Cancer research has been dogged by its own crisis with fabricated data, according to an investigative report by Nature. For years, a prominent US cancer-research laboratory run by leading cancer geneticist Carlo Croce at the Ohio State University (OSU) had been dogged by allegations of plagiarism and falsified images. To date 11 papers he has co-authored have been retracted, and 21 have needed corrections.

In 2017, The New York Times first reported on allegations of research misconduct against Croce, when OSU opened inquiries into papers from Croce’s lab.
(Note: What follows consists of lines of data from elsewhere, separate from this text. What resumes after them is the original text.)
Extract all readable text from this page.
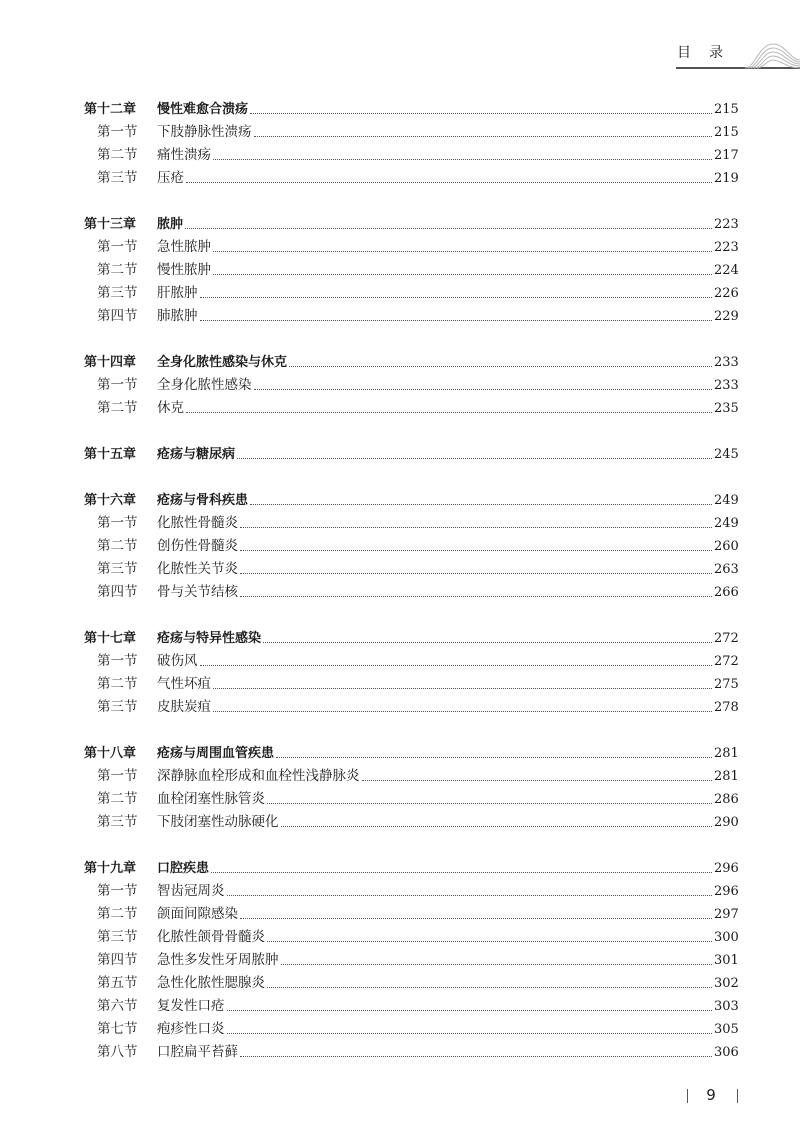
目　录
第十二章	慢性难愈合溃疡	215
第一节	下肢静脉性溃疡	215
第二节	痛性溃疡	217
第三节	压疮	219
第十三章	脓肿	223
第一节	急性脓肿	223
第二节	慢性脓肿	224
第三节	肝脓肿	226
第四节	肺脓肿	229
第十四章	全身化脓性感染与休克	233
第一节	全身化脓性感染	233
第二节	休克	235
第十五章	疮疡与糖尿病	245
第十六章	疮疡与骨科疾患	249
第一节	化脓性骨髓炎	249
第二节	创伤性骨髓炎	260
第三节	化脓性关节炎	263
第四节	骨与关节结核	266
第十七章	疮疡与特异性感染	272
第一节	破伤风	272
第二节	气性坏疽	275
第三节	皮肤炭疽	278
第十八章	疮疡与周围血管疾患	281
第一节	深静脉血栓形成和血栓性浅静脉炎	281
第二节	血栓闭塞性脉管炎	286
第三节	下肢闭塞性动脉硬化	290
第十九章	口腔疾患	296
第一节	智齿冠周炎	296
第二节	颌面间隙感染	297
第三节	化脓性颌骨骨髓炎	300
第四节	急性多发性牙周脓肿	301
第五节	急性化脓性腮腺炎	302
第六节	复发性口疮	303
第七节	疱疹性口炎	305
第八节	口腔扁平苔藓	306
9
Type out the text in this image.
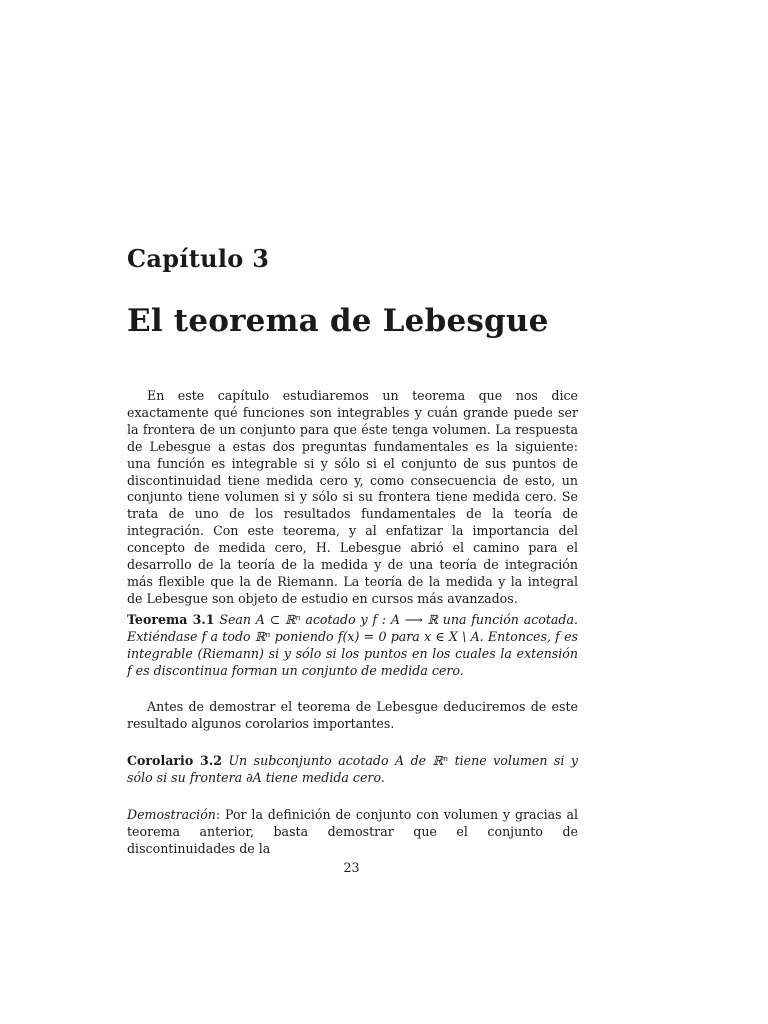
Capítulo 3
El teorema de Lebesgue

En este capítulo estudiaremos un teorema que nos dice exactamente qué funciones son integrables y cuán grande puede ser la frontera de un conjunto para que éste tenga volumen. La respuesta de Lebesgue a estas dos preguntas fundamentales es la siguiente: una función es integrable si y sólo si el conjunto de sus puntos de discontinuidad tiene medida cero y, como consecuencia de esto, un conjunto tiene volumen si y sólo si su frontera tiene medida cero. Se trata de uno de los resultados fundamentales de la teoría de integración. Con este teorema, y al enfatizar la importancia del concepto de medida cero, H. Lebesgue abrió el camino para el desarrollo de la teoría de la medida y de una teoría de integración más flexible que la de Riemann. La teoría de la medida y la integral de Lebesgue son objeto de estudio en cursos más avanzados.

Teorema 3.1 Sean A ⊂ ℝⁿ acotado y f : A ⟶ ℝ una función acotada. Extiéndase f a todo ℝⁿ poniendo f(x) = 0 para x ∈ X \ A. Entonces, f es integrable (Riemann) si y sólo si los puntos en los cuales la extensión f es discontinua forman un conjunto de medida cero.

Antes de demostrar el teorema de Lebesgue deduciremos de este resultado algunos corolarios importantes.

Corolario 3.2 Un subconjunto acotado A de ℝⁿ tiene volumen si y sólo si su frontera ∂A tiene medida cero.

Demostración: Por la definición de conjunto con volumen y gracias al teorema anterior, basta demostrar que el conjunto de discontinuidades de la

23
These proceeded to formal investigations, Nature learnt, two of which found multiple instances of research misconduct, including data falsification and plagiarism, by scientists Michela Garofalo and Flavia Pichiorri, in papers they’d authored while in Croce’s laboratory.

Garofalo claimed she did not received proper image manipulation training and Pichiorri said she did not understand plagiarism at the time. They have since moved on from OSU.

OSU declined to charge Croce with misconduct as his involvement did not relate to direct plagiarism or image fabrication, but did note that these cases resulted out of his “poor mentorship and lack of oversight.”

Croce was removed from a number of his positions – for which he attempted to sue – but is still employed by OSU, and many of the papers identified by OSU have not been retracted by their journals.